TEMPEST: A Signal Problem

TEMPEST is the covername used by the NSA and other agencies to talk about emissions from computing machinery that can divulge what the equipment is processing. We’ve covered a few projects in the past that specifically intercept EM radiation. TEMPEST for Eliza can transmit via AM using a CRT monitor, and just last Fall a group showed how to monitor USB keyboards remotely. Through the Freedom of Information Act, an interesting article from 1972 has been released. TEMPEST: A Signal Problem (PDF link dead, try Internet Archive version) covers the early history of how this phenomenon was discovered. Uncovered by Bell Labs in WWII, it affected a piece of encryption gear they were supplying to the military. The plaintext could be read over that air and also by monitoring spikes on the powerlines. Their new, heavily shielded and line filtered version of the device was rejected by the military who simply told commanders to monitor a 100 feet around their post to prevent eavesdropping. It’s an interesting read and also covers acoustic monitoring. This is just the US history of TEMPEST though, but from the anecdotes it sounds like their enemies were not just keeping pace but were also better informed.

[via Schneier]

12 thoughts on “TEMPEST: A Signal Problem

  1. “Their new, heavily shielded and line filtered version of the device was rejected by the military who simply told commanders to monitor a 100 feet around their post to prevent eavesdropping” :D thats a simple and effective solution ;)

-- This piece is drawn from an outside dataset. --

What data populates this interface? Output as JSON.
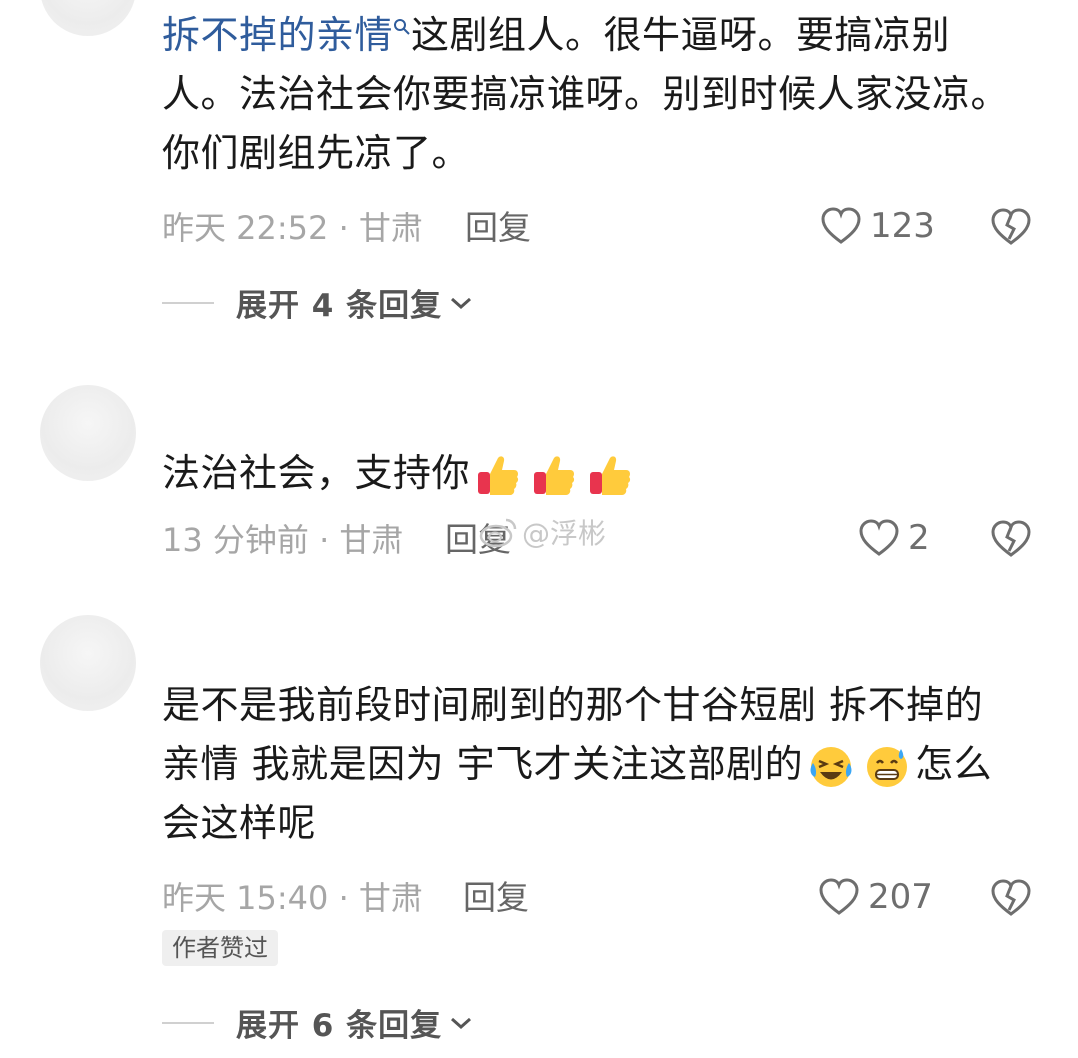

  2. Tempest is actually a technical standard by which electronics are secured against radiological intelligence gathering methods aka RINT. In specific the methodology employed here is van eck listening. It annoys me that people call it tempest anything when tempest is the security standard itself and utterly unrelated to the science or the application of it in these situations. There is a great doc from USENIX a couple years back about how to pick up emissions off of digital cables running to LCDs and why it’s actually easier to do on an lcd than on a crt. Fun app though. Always loved eliza… the only problem is … for some reason programmers and specifically hackers all name their apps eliza. It’s wierd.

  3. One creepy thing I heard the NSA can reconstruct an image from a unshielded monitor though they need to be very close.
    On side note the RFI emissions were how they used to get altairs to play music back in the 70s.